The second option is to ask your lender for a mortgage payment suspension, also known as a deferment. This allows a homeowner to temporarily suspend or reduce their monthly mortgage payments.

Some borrowers struggling financially during the pandemic used payment holidays, as banks were required to offer them to any customer who sought them.

In the first three months after the scheme was launched, one in six mortgages was subject to payment deferment, with a typical suspended payment totaling £755 per month.

Banks are no longer required to offer payment holidays to borrowers, but those who are struggling can talk to them and request one. Lenders likely want borrowers to maintain a certain level of payment each month, rather than stop altogether.

Bank of England research shows mortgage borrowers with deferred payments during the pandemic were less likely to cut spending elsewhere.

Warning: Lowering your mortgage payments in the short term will generally increase the total amount you owe.

Warning: Lowering your mortgage payments in the short term will generally increase the total amount you owe.

Warning: Lowering your mortgage payments in the short term will generally increase the total amount you owe.

Again, it is important to remember that the payments will be more expensive once the holidays are over, in order to pay the mortgage at the end of the term.
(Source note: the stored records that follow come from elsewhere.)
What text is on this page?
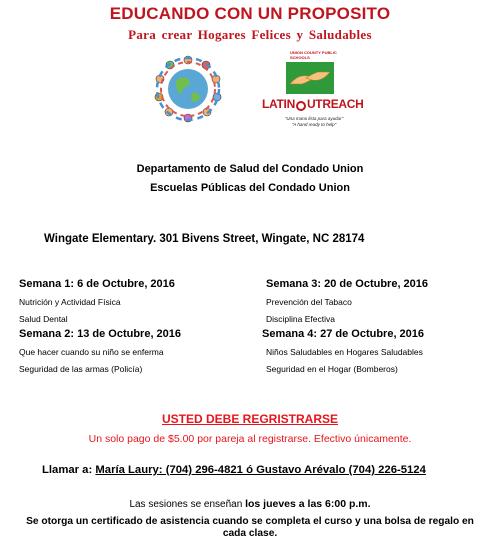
EDUCANDO CON UN PROPOSITO
Para crear Hogares Felices y Saludables
UNION COUNTY PUBLIC SCHOOLS
LATIN UTREACH
"Una mano lista para ayudar"
"A hand ready to help"
Departamento de Salud del Condado Union
Escuelas Públicas del Condado Union
Wingate Elementary. 301 Bivens Street, Wingate, NC 28174
Semana 1: 6 de Octubre, 2016
Nutrición y Actividad Física
Salud Dental
Semana 2: 13 de Octubre, 2016
Que hacer cuando su niño se enferma
Seguridad de las armas (Policía)
Semana 3: 20 de Octubre, 2016
Prevención del Tabaco
Disciplina Efectiva
Semana 4: 27 de Octubre, 2016
Niños Saludables en Hogares Saludables
Seguridad en el Hogar (Bomberos)
USTED DEBE REGRISTRARSE
Un solo pago de $5.00 por pareja al registrarse. Efectivo únicamente.
Llamar a: María Laury: (704) 296-4821 ó Gustavo Arévalo (704) 226-5124
Las sesiones se enseñan los jueves a las 6:00 p.m.
Se otorga un certificado de asistencia cuando se completa el curso y una bolsa de regalo en cada clase.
The additional accrued interest will be added to the outstanding mortgage.

Mendes said: ‘You have to take into account the higher payment cost in general. You can defer payment or lower your monthly payment, but within six months your payment will have increased.
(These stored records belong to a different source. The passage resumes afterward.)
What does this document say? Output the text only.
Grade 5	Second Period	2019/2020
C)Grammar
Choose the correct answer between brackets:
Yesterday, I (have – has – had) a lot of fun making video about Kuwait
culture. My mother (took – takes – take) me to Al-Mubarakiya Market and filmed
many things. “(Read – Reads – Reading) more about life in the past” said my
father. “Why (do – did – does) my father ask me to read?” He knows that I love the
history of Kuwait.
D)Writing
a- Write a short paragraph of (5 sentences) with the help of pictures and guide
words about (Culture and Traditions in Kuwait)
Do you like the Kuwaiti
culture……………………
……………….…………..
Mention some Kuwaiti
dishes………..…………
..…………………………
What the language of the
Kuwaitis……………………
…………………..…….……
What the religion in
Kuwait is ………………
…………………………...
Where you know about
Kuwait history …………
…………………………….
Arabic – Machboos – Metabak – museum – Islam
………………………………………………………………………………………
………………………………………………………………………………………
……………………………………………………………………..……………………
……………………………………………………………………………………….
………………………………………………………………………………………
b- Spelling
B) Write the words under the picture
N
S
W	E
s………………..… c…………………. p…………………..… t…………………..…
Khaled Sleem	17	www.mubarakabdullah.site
Extend the duration of your mortgage

A third option is to extend the length of your mortgage to spread payments over a longer period of time. For example, you could extend a 25-year mortgage for an additional five years to make it a 30-year term.

For those with a fixed deal, this usually needs to be done at the time of the remortgage. Banks don’t typically offer mortgages longer than 40 years, and often won’t extend your mortgage if it means you’ll still pay it off until retirement or after a certain age.

Again, this will help reduce the amount of each monthly payment, by restructuring the mortgage to a longer term, but will cost more in terms of interest payments.

However, unlike an interest-only option, it means that the mortgage will eventually be paid off, even if the term never comes down to the original term.

Mortgage interest support regime

In addition to direct solutions with your lender, the Government runs the Mortgage Interest Support scheme that lends money to low-income people to help them meet their mortgage payments.

The scheme offers low-interest loans from the Department for Work and Pensions to help pay for the interest element of a mortgage. They cannot be used to pay the balance.

It is only available to homeowners who already receive support from government benefits, such as income support, the income-based job search subsidy, or the pension credit.

The money received through the scheme is a loan, not a benefit, meaning it is added to the amount outstanding on your home.

There are also services like Citizen Council Y money helper who provide free, independent advice on financial matters and can discuss options with you.

For those who think they will struggle with long-term mortgage payments, another option is to consider selling the house, perhaps moving to a smaller property with cheaper mortgage payments.

This is more realistic for those who have substantial equity in their home, which they could use as a deposit for another property or even purchase one outright.